Sem parar. Antropólogo do Centro Universitário Una, Wander Moreira da Costa completa que, apesar de a solidariedade ficar mais aflorada na época do Natal, ela pode ser praticada no ano todo. “Ser solidário não é dar esmola. Ser solidário é se colocar no lugar do outro e ajudá-lo, para que ele se coloque bem na sociedade, com todos os direitos e deveres. É muito importante criar dentro de nós o espírito permanente de solidariedade. Abrir os olhos para situações que nos cercam e questionar como podemos ajudar, como podemos ser úteis. Isso vai fazer bem para nós mesmos”, afirma o professor.
‘É uma forma de retribuir à comunidade’
Nascidas e criadas no aglomerado da Serra – maior favela de Minas Gerais –, que fica na região Centro-Sul de BH, as amigas Simone Silva, de 44 anos, Sandra Sawilza, de 43, e Sheyla Bacelar, de 36, se uniram em 2018 para criar a Coletiva Mulheres da Quebrada. O grupo realiza ações educativas e assistenciais para 300 moradoras locais durante todo o ano, com atividades sobre violência doméstica, atendimento psicológico, rodas de conversa, além de entrega de alimentos, absorventes e brinquedos, que aumenta no período próximo ao Natal.

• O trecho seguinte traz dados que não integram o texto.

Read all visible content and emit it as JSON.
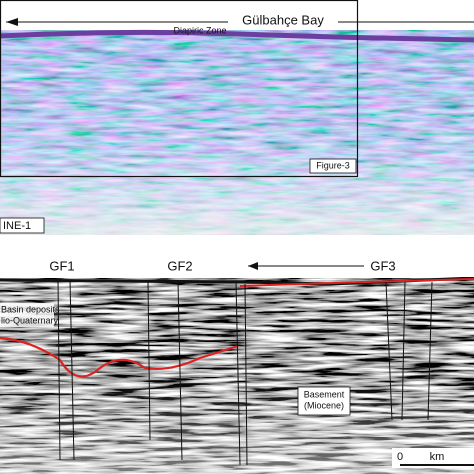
{
  "top_panel": {
    "title": "Gülbahçe Bay",
    "zone": "Diapiric Zone",
    "figure_ref": "Figure-3",
    "line": "INE-1"
  },
  "bottom_panel": {
    "faults": [
      "GF1",
      "GF2",
      "GF3"
    ],
    "basin": [
      "Basin deposits",
      "lio-Quaternary"
    ],
    "basement": [
      "Basement",
      "(Miocene)"
    ],
    "scale": [
      "0",
      "km"
    ]
  }
}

Simone, Sandra e Sheyla ajudam mulheres do aglomerado da Serra, em BH. Crédito: Aline Carolina de Oliveira/divulgação
“Todas nós, fundadoras, recebemos ajuda na infância no aglomerado, com alimentos, roupas, brinquedos e também bolsas de estudos, que foram muito importantes para nós. Hoje, conseguimos ajudar porque um dia fomos ajudadas. É uma forma de retribuir à comunidade”, afirma Simone, que é produtora cultural. Sandra é administradora, e Sheyla, educadora. Ela conta que a Coletiva sobrevive de doações e, neste Natal, a meta é arrecadar frango e caixas de bombom para as famílias carentes. “A gente ouve muitos relatos de não ter algo diferente para comer no Natal”, conta Simone. Até 18 de dezembro, o grupo havia arrecadado apenas 19% do necessário.
Bom para todos. Segundo a psicóloga e pesquisadora da Universidade de Brasília Maria Simões dos Reis, estudos mostram que atos altruístas favorecem não apenas quem recebe a ação, mas também quem entrega. “Há benefícios para quem doa, promovendo bem-estar e senso de propósito; então todos saem ganhando”, destaca Maria.
“Sinto uma felicidade extrema”
Há duas semanas, Patrícia Prudencini, de 45 anos, arrecadou brinquedos e lanches e distribuiu para 48 crianças no aglomerado da Serra, na região Centro-Sul de BH. A iniciativa é comum na vida da monitora escolar, que um dia também foi ajudada por dona Nadir, hoje falecida, mas de quem ela se lembra com carinho.
Segundo Patrícia, quando ficou grávida da primeira das quatro filhas, a família vivia um momento financeiro ruim. E foi Nadir, que distribuía cestas básicas em uma igreja católica no Cafezal, uma das oito vilas do aglomerado, quem ajudou o trio por um ano. Atualmente, o marido é porteiro e todas as filhas estudam ou já se formaram.
“As coisas eram muito difíceis, o dinheiro era pouco. O tempo passou, e dentro de mim surgiu essa necessidade de ajudar como fui ajudada”, conta a monitora escolar. “Sinto uma felicidade extrema em saber que posso ajudar alguém”, destaca.